Disruptive insurer Lemonade became the year’s hottest IPO with a gain of 350% to $6.7 billion since February. 

Following a September IPO cloud data company Snowflake achieved a market value of $120 billion in December, briefly ahead of IBM. This compared to a Pitchbook private value of $12.4 billion in February, although the company recently saw its value hit $85 billion, as share lock-ups expired.

According to Bloomberg, billionaire Alec Gores turned $25,000 into $80 million in months by using his SPAC to buy a wholesale mortgage provider for $16 billion, although he also supplied risk capital, according to the company.

Workplace software provider Slack failed to live up to its 2019 IPO hype, but agreed to be taken over in December by Salesforce for a staggering $27.7 billion, a 55% premium to its market price. 

Tesla best symbolises the new golden age, after seeing its share price rise 7.5 fold in 2020 to hit a value of $630 billion, bigger than Toyota, VW, Daimler, GM, BMW, Honda and Ford, added together. 

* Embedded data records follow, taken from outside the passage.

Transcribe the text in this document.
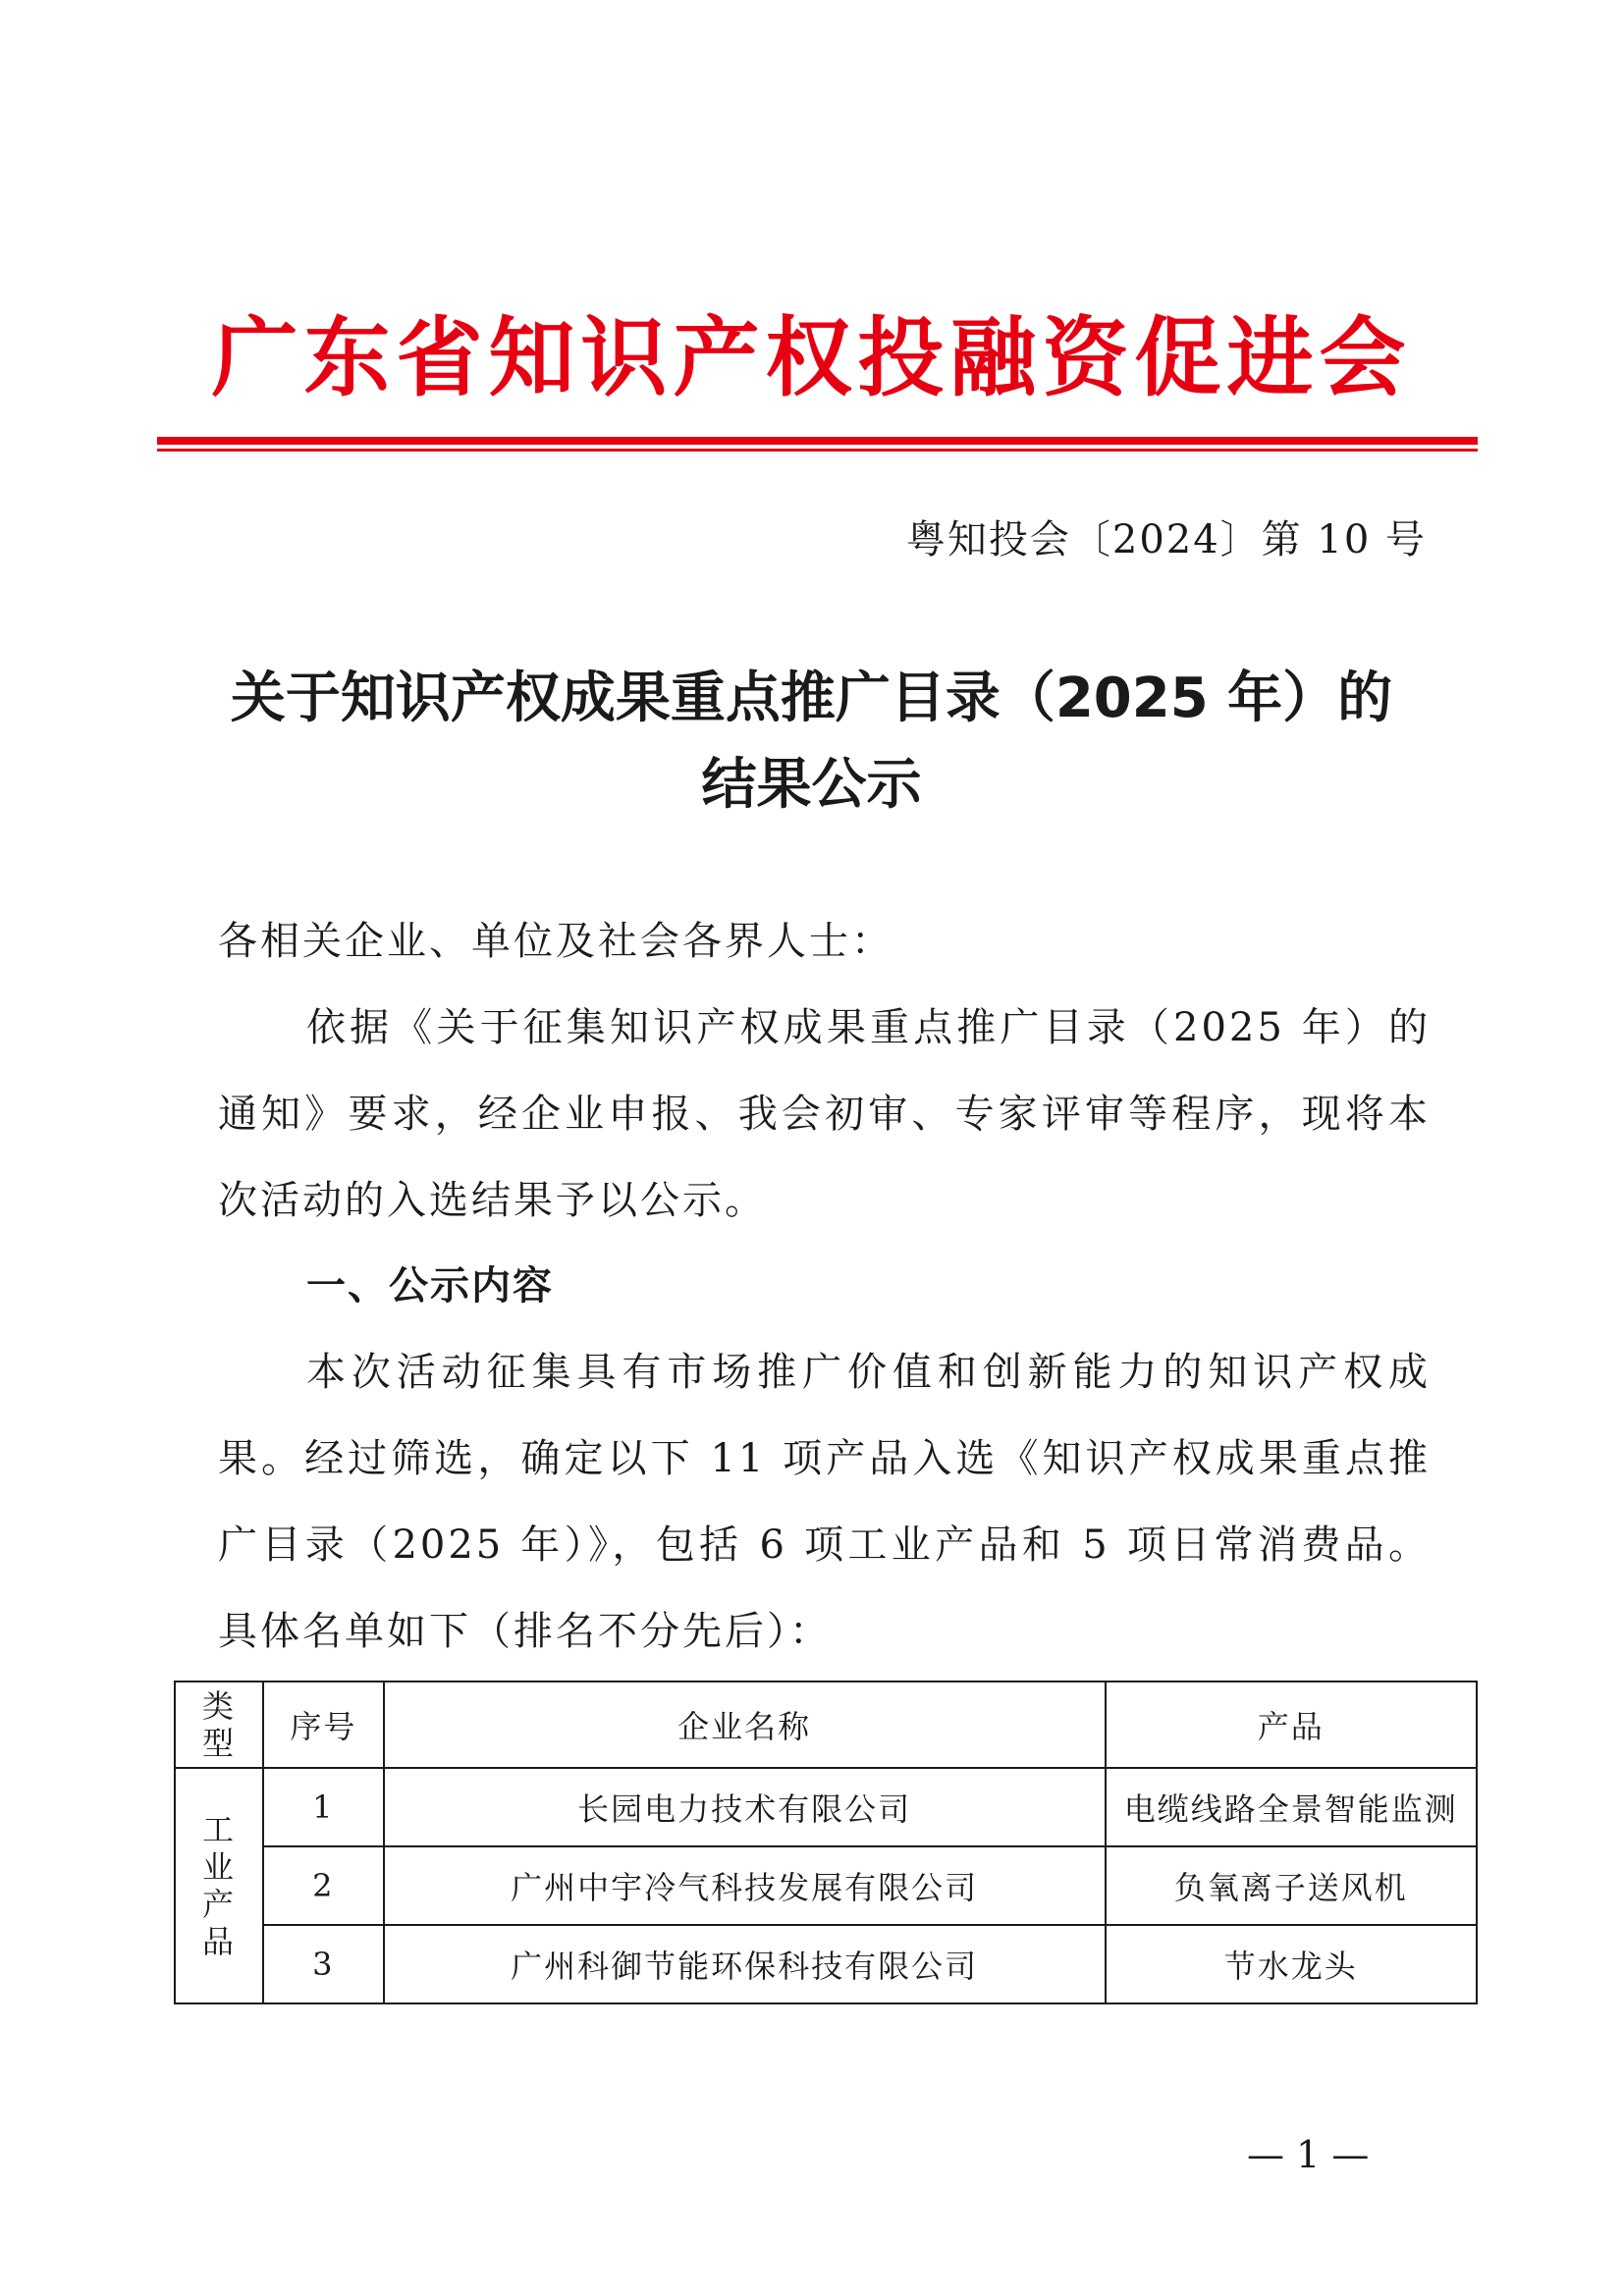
广东省知识产权投融资促进会
粤知投会〔2024〕第 10 号
关于知识产权成果重点推广目录（2025 年）的
结果公示
各相关企业、单位及社会各界人士：
依据《关于征集知识产权成果重点推广目录（2025 年）的通知》要求，经企业申报、我会初审、专家评审等程序，现将本次活动的入选结果予以公示。
一、公示内容
本次活动征集具有市场推广价值和创新能力的知识产权成果。经过筛选，确定以下 11 项产品入选《知识产权成果重点推广目录（2025 年）》，包括 6 项工业产品和 5 项日常消费品。具体名单如下（排名不分先后）：
类型	序号	企业名称	产品
工业产品	1	长园电力技术有限公司	电缆线路全景智能监测
	2	广州中宇冷气科技发展有限公司	负氧离子送风机
	3	广州科御节能环保科技有限公司	节水龙头
— 1 —
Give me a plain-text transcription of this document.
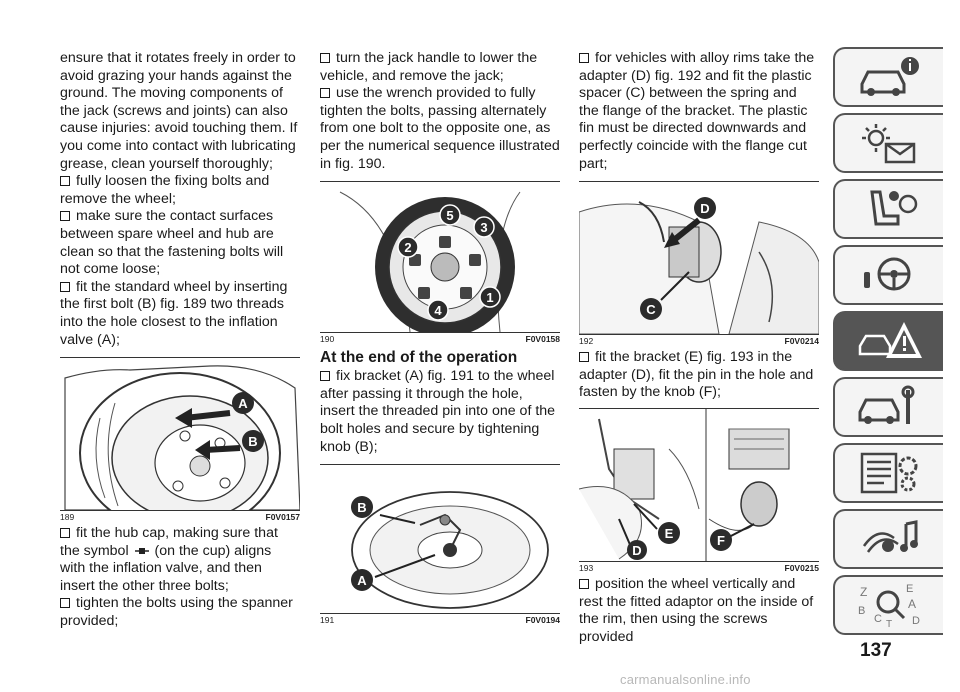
ensure that it rotates freely in order to avoid grazing your hands against the ground. The moving components of the jack (screws and joints) can also cause injuries: avoid touching them. If you come into contact with lubricating grease, clean yourself thoroughly;

fully loosen the fixing bolts and remove the wheel;

make sure the contact surfaces between spare wheel and hub are clean so that the fastening bolts will not come loose;

fit the standard wheel by inserting the first bolt (B) fig. 189 two threads into the hole closest to the inflation valve (A);

A
B
189	F0V0157

fit the hub cap, making sure that the symbol (on the cup) aligns with the inflation valve, and then insert the other three bolts;

tighten the bolts using the spanner provided;

turn the jack handle to lower the vehicle, and remove the jack;

use the wrench provided to fully tighten the bolts, passing alternately from one bolt to the opposite one, as per the numerical sequence illustrated in fig. 190.

1
2
3
4
5
190	F0V0158
At the end of the operation

fix bracket (A) fig. 191 to the wheel after passing it through the hole, insert the threaded pin into one of the bolt holes and secure by tightening knob (B);

B
A
191	F0V0194

for vehicles with alloy rims take the adapter (D) fig. 192 and fit the plastic spacer (C) between the spring and the flange of the bracket. The plastic fin must be directed downwards and perfectly coincide with the flange cut part;

D
C
192	F0V0214

fit the bracket (E) fig. 193 in the adapter (D), fit the pin in the hole and fasten by the knob (F);

E
D
F
193	F0V0215

position the wheel vertically and rest the fitted adaptor on the inside of the rim, then using the screws provided

Z	E
A
B
C	D
T
137
carmanualsonline.info
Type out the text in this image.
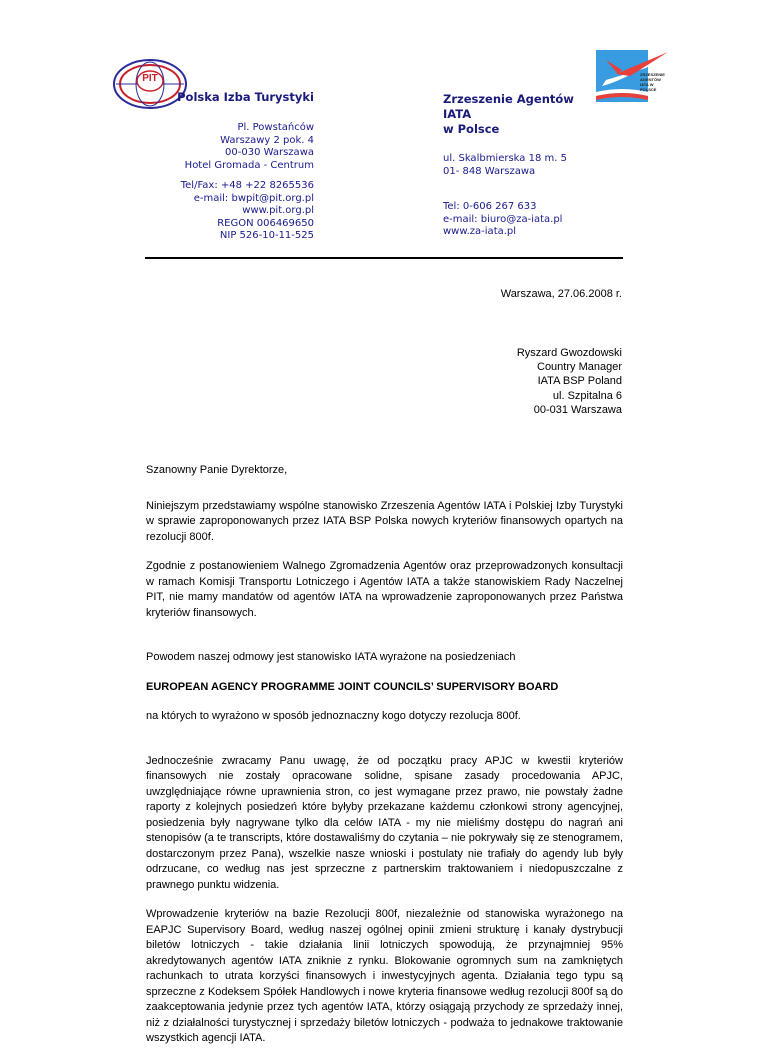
PIT
Polska Izba Turystyki
Pl. Powstańców
Warszawy 2 pok. 4
00-030 Warszawa
Hotel Gromada - Centrum
Tel/Fax: +48 +22 8265536
e-mail: bwpit@pit.org.pl
www.pit.org.pl
REGON 006469650
NIP 526-10-11-525
ZRZESZENIE AGENTÓW IATA W POLSCE
Zrzeszenie Agentów
IATA
w Polsce
ul. Skalbmierska 18 m. 5
01- 848 Warszawa
Tel: 0-606 267 633
e-mail: biuro@za-iata.pl
www.za-iata.pl
Warszawa, 27.06.2008 r.
Ryszard Gwozdowski
Country Manager
IATA BSP Poland
ul. Szpitalna 6
00-031 Warszawa

Szanowny Panie Dyrektorze,

Niniejszym przedstawiamy wspólne stanowisko Zrzeszenia Agentów IATA i Polskiej Izby Turystyki w sprawie zaproponowanych przez IATA BSP Polska nowych kryteriów finansowych opartych na rezolucji 800f.

Zgodnie z postanowieniem Walnego Zgromadzenia Agentów oraz przeprowadzonych konsultacji w ramach Komisji Transportu Lotniczego i Agentów IATA a także stanowiskiem Rady Naczelnej PIT, nie mamy mandatów od agentów IATA na wprowadzenie zaproponowanych przez Państwa kryteriów finansowych.

Powodem naszej odmowy jest stanowisko IATA wyrażone na posiedzeniach

EUROPEAN AGENCY PROGRAMME JOINT COUNCILS’ SUPERVISORY BOARD

na których to wyrażono w sposób jednoznaczny kogo dotyczy rezolucja 800f.

Jednocześnie zwracamy Panu uwagę, że od początku pracy APJC w kwestii kryteriów finansowych nie zostały opracowane solidne, spisane zasady procedowania APJC, uwzględniające równe uprawnienia stron, co jest wymagane przez prawo, nie powstały żadne raporty z kolejnych posiedzeń które byłyby przekazane każdemu członkowi strony agencyjnej, posiedzenia były nagrywane tylko dla celów IATA - my nie mieliśmy dostępu do nagrań ani stenopisów (a te transcripts, które dostawaliśmy do czytania – nie pokrywały się ze stenogramem, dostarczonym przez Pana), wszelkie nasze wnioski i postulaty nie trafiały do agendy lub były odrzucane, co według nas jest sprzeczne z partnerskim traktowaniem i niedopuszczalne z prawnego punktu widzenia.

Wprowadzenie kryteriów na bazie Rezolucji 800f, niezależnie od stanowiska wyrażonego na EAPJC Supervisory Board, według naszej ogólnej opinii zmieni strukturę i kanały dystrybucji biletów lotniczych - takie działania linii lotniczych spowodują, że przynajmniej 95% akredytowanych agentów IATA zniknie z rynku. Blokowanie ogromnych sum na zamkniętych rachunkach to utrata korzyści finansowych i inwestycyjnych agenta. Działania tego typu są sprzeczne z Kodeksem Spółek Handlowych i nowe kryteria finansowe według rezolucji 800f są do zaakceptowania jedynie przez tych agentów IATA, którzy osiągają przychody ze sprzedaży innej, niż z działalności turystycznej i sprzedaży biletów lotniczych - podważa to jednakowe traktowanie wszystkich agencji IATA.
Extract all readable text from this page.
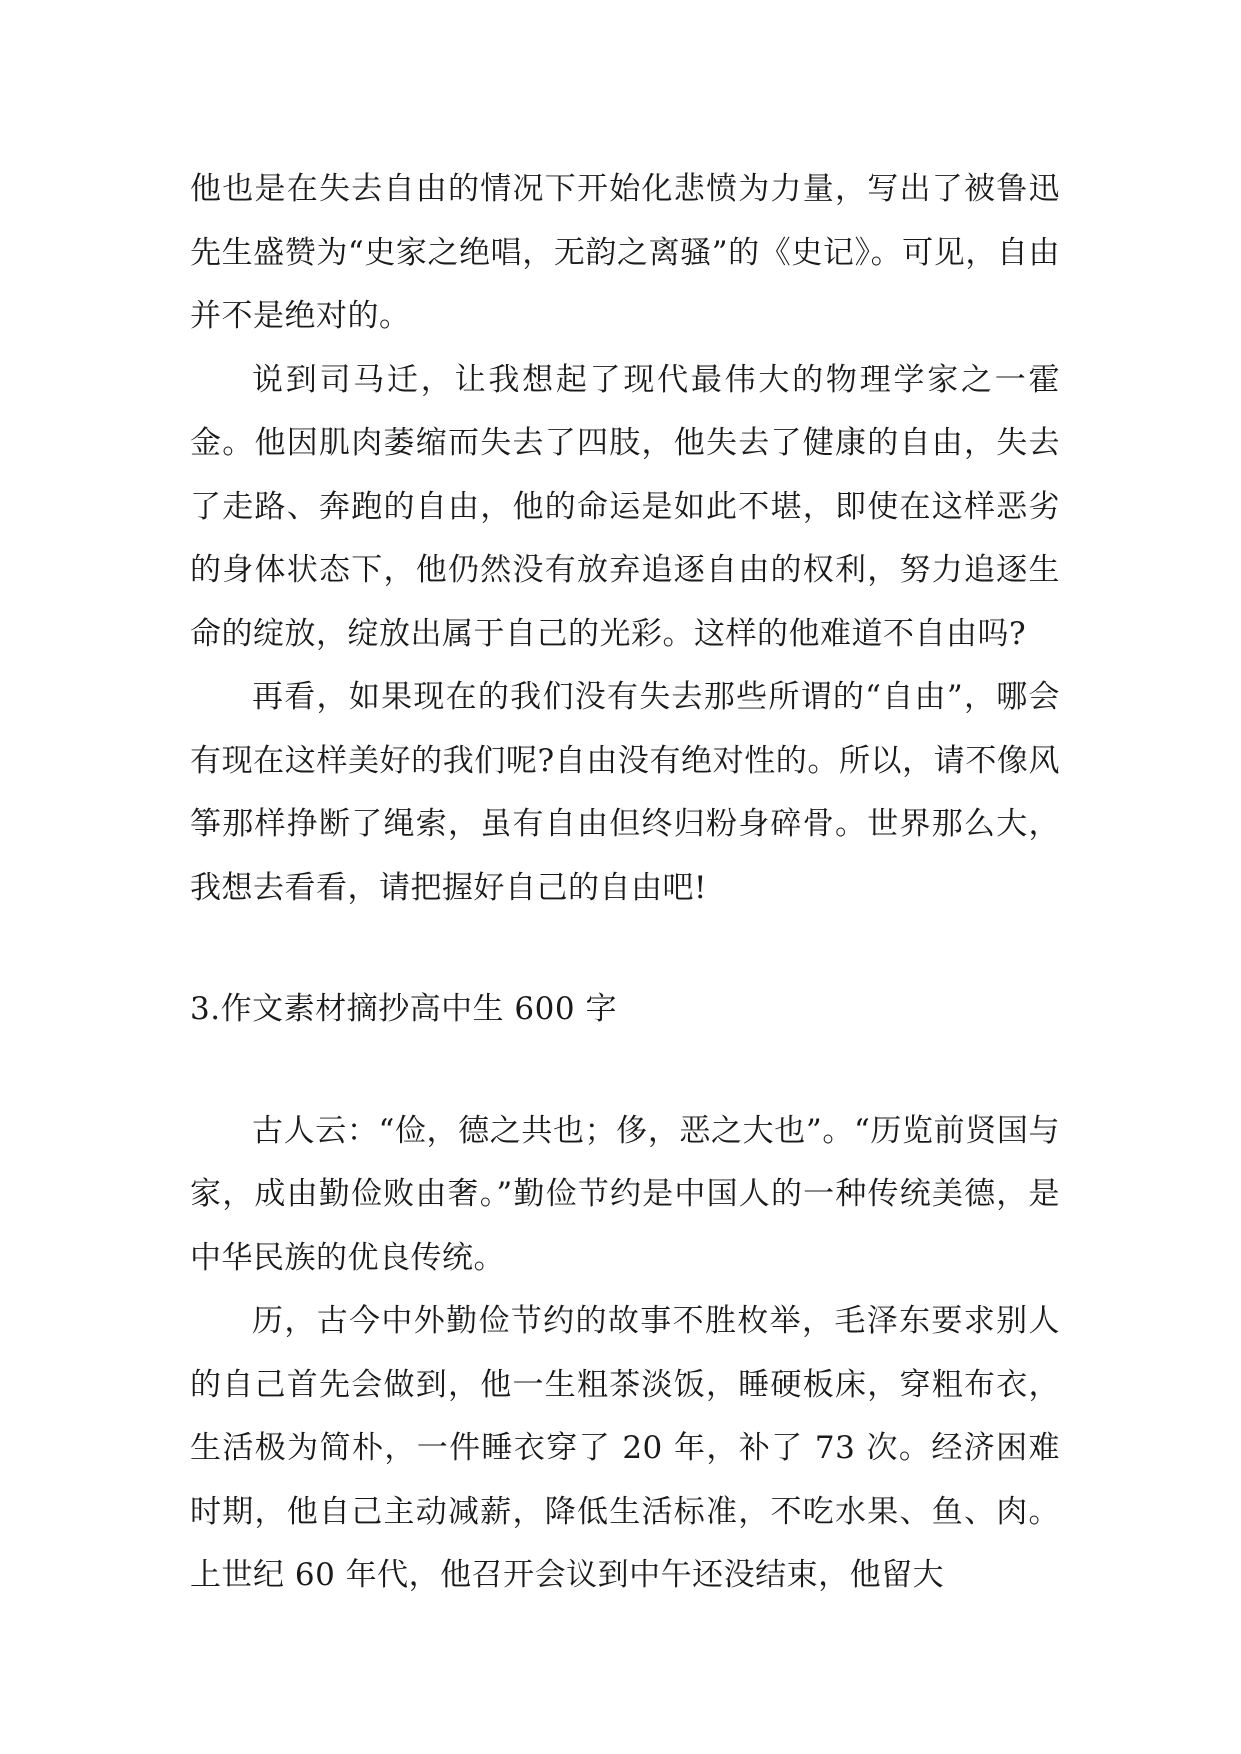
他也是在失去自由的情况下开始化悲愤为力量，写出了被鲁迅先生盛赞为“史家之绝唱，无韵之离骚”的《史记》。可见，自由并不是绝对的。

说到司马迁，让我想起了现代最伟大的物理学家之一霍金。他因肌肉萎缩而失去了四肢，他失去了健康的自由，失去了走路、奔跑的自由，他的命运是如此不堪，即使在这样恶劣的身体状态下，他仍然没有放弃追逐自由的权利，努力追逐生命的绽放，绽放出属于自己的光彩。这样的他难道不自由吗?

再看，如果现在的我们没有失去那些所谓的“自由”，哪会有现在这样美好的我们呢?自由没有绝对性的。所以，请不像风筝那样挣断了绳索，虽有自由但终归粉身碎骨。世界那么大，我想去看看，请把握好自己的自由吧!

3.作文素材摘抄高中生 600 字

古人云：“俭，德之共也；侈，恶之大也”。“历览前贤国与家，成由勤俭败由奢。”勤俭节约是中国人的一种传统美德，是中华民族的优良传统。

历，古今中外勤俭节约的故事不胜枚举，毛泽东要求别人的自己首先会做到，他一生粗茶淡饭，睡硬板床，穿粗布衣，生活极为简朴，一件睡衣穿了 20 年，补了 73 次。经济困难时期，他自己主动减薪，降低生活标准，不吃水果、鱼、肉。上世纪 60 年代，他召开会议到中午还没结束，他留大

But Ark believes its expertise stretches across several platforms – AI, energy storage, and robotics – opening up new opportunities beyond the ken of motor analysts. 

New narratives are continually developing. AI through machine learning has already become a powerful tool in management decisions, as Salesforce has demonstrated. New applications are under development in venture capital, including quantum computing.

This year we have seen drugs developed in less than a year to fight the pandemic. Moderna, earmarked as a possible vaccine provider by Family Capital on 2 March, has seen its shares sextuple in a year.

In less than five years, Woods believes geneticists will cure cancers by identifying DNA mutations and editing them out, leaving biotech in pole position to take disruption to the next level. 

3D Printing, self-driving cars and space exploration can become successful through robotics.  The next generation of global technology networks will use blockchain. Bank accounts are turning into e-wallets. 

Cathie Wood believes all this, which comes with price efficiency, will add multiple trillions to market values while converting old economy companies into value traps. 

She says managers can’t see what is coming down the line because their data is backward looking. This could spell problems for indexed funds, exposed to fading companies and failing to invest in tomorrow’s innovative companies, because they are relatively small.   

Fair enough, but even Wood concedes a correction is possible. Not least because trends do not travel in straight lines forever.